O negócio tornou-se, porém, tão escandaloso e tão escandalosamente evidente que, na versão final do dito Plano Pormenor, aprovado por Costa e Salgado, mantendo embora tal negócio, o respectivo texto contém tão cirúrgicas quanto significativas alterações. E assim, em vez de demolição das actuais instalações do quartel de bombeiros, passa agora a referir-se o eufemismo de uma "eventual transferência" para outro local, e onde se falava expressamente em "extensão do Hospital da Luz" fala-se agora meramente em "extensão do equipamento existente".

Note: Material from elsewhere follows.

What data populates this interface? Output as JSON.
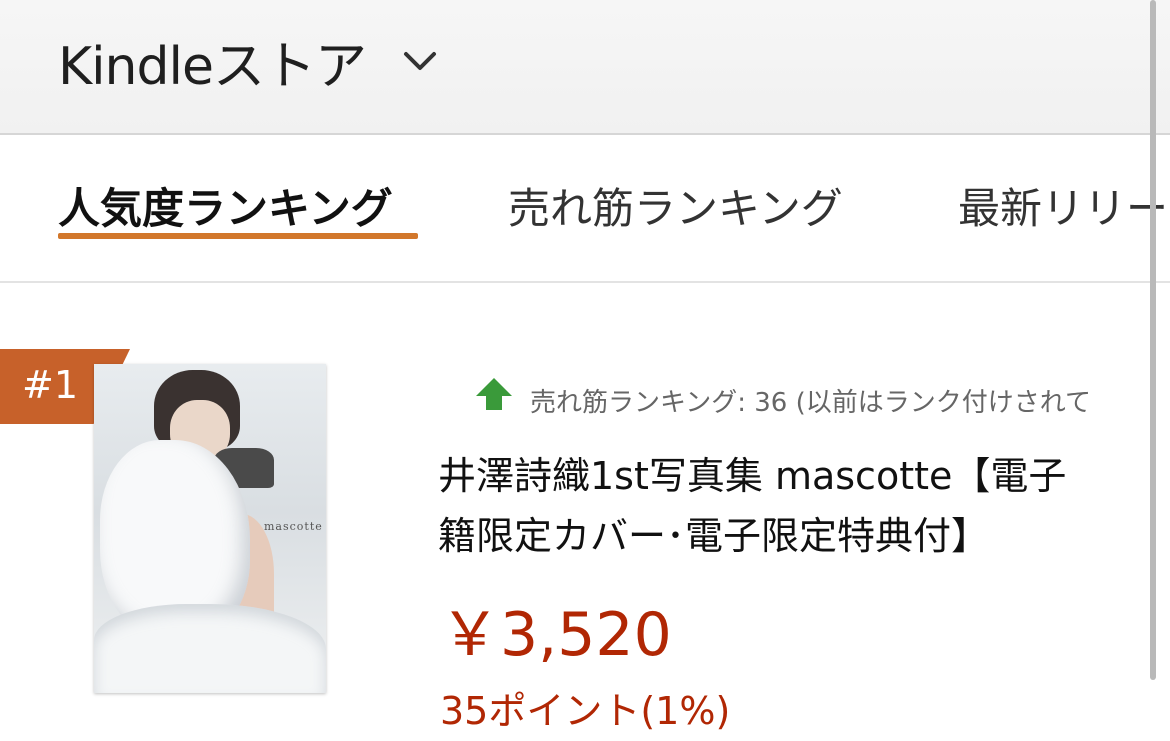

E, mais, depois de Salgado ter relembrado que tal extensão era uma "pretensão pública por parte dos responsáveis do Hospital da Luz", já em Julho deste ano de 2014, e já depois de começar a rebentar o escândalo das falcatruas do Grupo Espírito Santo, o executivo camarário de Costa aprovou, entre outras, a hasta pública da alienação daquele bem do património municipal, suprimindo tão cuidadosa quanto significativamente qualquer referência expressa ao Hospital da Luz, numa desesperada tentativa de ocultar que se tratava, e trata, de um negócio já perfeitamente previsto e delineado com o BES e o seu Grupo, e destinado ao aumento e valorização do património da Espírito Santo Saúde.
Mas há mais ainda! É que, de acordo com a referida decisão do Executivo do Costa, o valor-base da venda é de 15,8 milhões de euros, sendo que, ao preço da venda haverá ainda a deduzir um "desconto"(!?) de 10% em caso de pronto pagamento, pelo que o Município nessa hipótese apenas receberia 14,22 milhões de euros.
Temos assim que - para mais tratando-se de serviços e equipamentos que, como bem notou Fernando Curto, Presidente da Associação Nacional dos Bombeiros Profissionais, não podem ser "levados ao colo" e cujo preço de realojamento (que Costa e Salgado se recusam a divulgar) será elevadíssimo - o município de Lisboa dirigido por Costa aceita, a troco de 14,2 milhões de euros pagos imediatamente ou 15,2 milhões pagos diferidamente, entregar um terreno cujo valor de aquisição não será nunca inferior a 12 milhões de euros e destruir equipamentos que estão avaliados noutros tantos 12,3 milhões de euros, sem sequer ter definido ainda e ter anunciado à cidade o novo local para o quartel dos sapadores bombeiros de que vai dar cabo!
Em suma, com Costa na Câmara de Lisboa, o património e os equipamentos municipais servem é para propiciar negociatas e para procurar salvar os negócios dos seus amigos do BES. E as sucessivas manobras consistentes em cirúrgicas alterações dos textos e documentos por forma a ocultar a identidade dos verdadeiros beneficiários da negociata destinam-se, apenas, a enganar o Povo. E um Presidente da Câmara que engana ou colabora em enganar o Povo deve ser imediatamente demitido! E, mais ainda, mostra que se Costa chegasse a Primeiro-Ministro seria, tal como Seguro, um verdadeiro desastre para o País!